The compromise is probably somewhere in the middle, and Sippy and the arborists hope to convince residents to accept some trees that don’t resemble the street trees of the past. “Diversity keeps your urban forest intact,” Gray says.

 

Montana’s urban forestry problems are not isolated to Missoula, but the choices and problems vary from city to city, depending on climate and the decisions of those who first planted the urban forest.

 

“We try to talk to talk from region to region to see if there’s any trends,” regarding tree death, says Jamie Kirby, the Urban and Community Forester for the state of Montana. “Is it a similar species, is it a diversity issue, is it because it’s so old?”

 

In cities on the eastern side of the Rocky Mountain divide, ash trees are prominent. Dillon’s urban forest is 68 percent ash, and Great Falls is similar. In Great Falls, Kirby says a lot of the forest has been dying due to climactic stresses.

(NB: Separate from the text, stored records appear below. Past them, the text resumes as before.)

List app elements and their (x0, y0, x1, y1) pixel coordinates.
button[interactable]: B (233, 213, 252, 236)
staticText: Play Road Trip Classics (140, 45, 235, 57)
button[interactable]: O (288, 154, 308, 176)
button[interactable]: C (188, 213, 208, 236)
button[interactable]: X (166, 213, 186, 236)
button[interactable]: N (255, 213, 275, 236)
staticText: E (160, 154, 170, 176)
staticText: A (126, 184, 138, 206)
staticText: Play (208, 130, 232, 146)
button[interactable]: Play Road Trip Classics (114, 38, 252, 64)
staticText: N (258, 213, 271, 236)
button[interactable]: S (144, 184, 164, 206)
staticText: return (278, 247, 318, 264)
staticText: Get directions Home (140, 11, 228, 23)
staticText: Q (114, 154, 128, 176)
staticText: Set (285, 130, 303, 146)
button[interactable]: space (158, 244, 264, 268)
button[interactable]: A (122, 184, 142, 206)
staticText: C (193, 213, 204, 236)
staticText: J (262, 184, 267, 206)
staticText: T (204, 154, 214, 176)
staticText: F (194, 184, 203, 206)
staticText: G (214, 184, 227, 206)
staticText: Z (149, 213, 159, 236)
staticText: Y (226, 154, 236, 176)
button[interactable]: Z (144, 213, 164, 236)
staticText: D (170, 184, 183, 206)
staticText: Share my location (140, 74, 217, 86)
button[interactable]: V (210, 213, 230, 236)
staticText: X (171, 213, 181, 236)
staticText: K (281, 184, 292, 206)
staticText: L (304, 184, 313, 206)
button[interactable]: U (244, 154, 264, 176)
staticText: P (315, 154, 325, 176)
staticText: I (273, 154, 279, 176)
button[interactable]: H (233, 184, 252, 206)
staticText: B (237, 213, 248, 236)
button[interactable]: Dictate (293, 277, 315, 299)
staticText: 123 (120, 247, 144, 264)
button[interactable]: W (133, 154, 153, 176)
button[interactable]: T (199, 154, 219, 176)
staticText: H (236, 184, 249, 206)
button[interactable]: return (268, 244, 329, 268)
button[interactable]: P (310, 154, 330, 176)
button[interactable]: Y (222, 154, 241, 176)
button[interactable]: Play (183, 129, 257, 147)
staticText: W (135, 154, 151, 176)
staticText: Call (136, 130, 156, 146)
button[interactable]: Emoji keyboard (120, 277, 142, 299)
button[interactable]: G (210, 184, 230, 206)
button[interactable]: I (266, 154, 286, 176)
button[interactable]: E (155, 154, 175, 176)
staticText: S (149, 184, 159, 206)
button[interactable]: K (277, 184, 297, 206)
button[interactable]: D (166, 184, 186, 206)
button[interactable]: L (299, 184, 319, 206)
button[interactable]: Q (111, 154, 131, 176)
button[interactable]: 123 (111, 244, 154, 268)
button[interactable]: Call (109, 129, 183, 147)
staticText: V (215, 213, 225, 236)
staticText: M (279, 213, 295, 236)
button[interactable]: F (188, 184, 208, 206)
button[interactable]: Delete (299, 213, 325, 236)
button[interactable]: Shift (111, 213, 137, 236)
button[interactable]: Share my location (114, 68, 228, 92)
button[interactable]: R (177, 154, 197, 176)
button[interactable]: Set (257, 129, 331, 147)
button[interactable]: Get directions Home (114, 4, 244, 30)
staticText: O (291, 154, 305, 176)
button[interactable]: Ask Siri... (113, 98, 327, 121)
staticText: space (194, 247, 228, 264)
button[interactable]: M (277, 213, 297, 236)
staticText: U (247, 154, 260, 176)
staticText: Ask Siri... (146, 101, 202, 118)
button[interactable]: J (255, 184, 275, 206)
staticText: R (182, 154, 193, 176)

A big, early-season frost in 2008 damaged the ash trees and many went into decline.

 

“If it was perfect conditions from that point on, the trees probably would've recovered,” Kirby says. But with the stress of long hot summers they never did.

 

Meanwhile, in Dillon and other ash-dominated cities, foresters dread the arrival of the emerald ash bore—an insect that has been killing ash trees in the eastern half of the U.S. and is moving west as humans inadvertently transport it.

 

““They could just get hammered if that little bug comes here,” Kirby says. “And it’s a matter of not if but when.”

 

Problems differ, but climate is an obstacle all over the state. To lower the impacts of die-off, Kirby says the state goal moving forward is to plant no more than 10 percent of any single species in urban forests. Diversity is again key.

 

There’s no perfect street tree that can withstand all the ranges of weather Montana gets, Kirby points out. “It all comes down to picking the tree that will perform best in the location you desire.”

 

If Gray had his way, Missoula’s climate-change resistant urban forest would like something like this: Ponderosas and larch trees would be spaced 75 to 100 feet apart along the boulevards. In between them would be burr oaks and elms—drought tolerant shade species. And between those, small flowering ornamental trees. “Just because I think they’re pretty,” he says.

 

With this variety, a particularly hot and dry summer, or the introduction of a new pest, would cost you individuals but never the whole forest.

 

Gray and his department could probably do it too, if they can get residents behind them, and if they can get more funding from the city to pay for it. Cities go through political cycles, he says, where minds change over how they feel money should be spent.

 

To succeed in revamping the forest, Gray envisions a buy-in similar to the $3,000 a year in property taxes Missoula’s first homeowners used to pay for tree planting.

 

"I'm sure people thought that was a lot back then too, but they paid it and they paid it for a long time." The city invested in the trees in its youth, and for a long time now Missoula has reaped the benefits.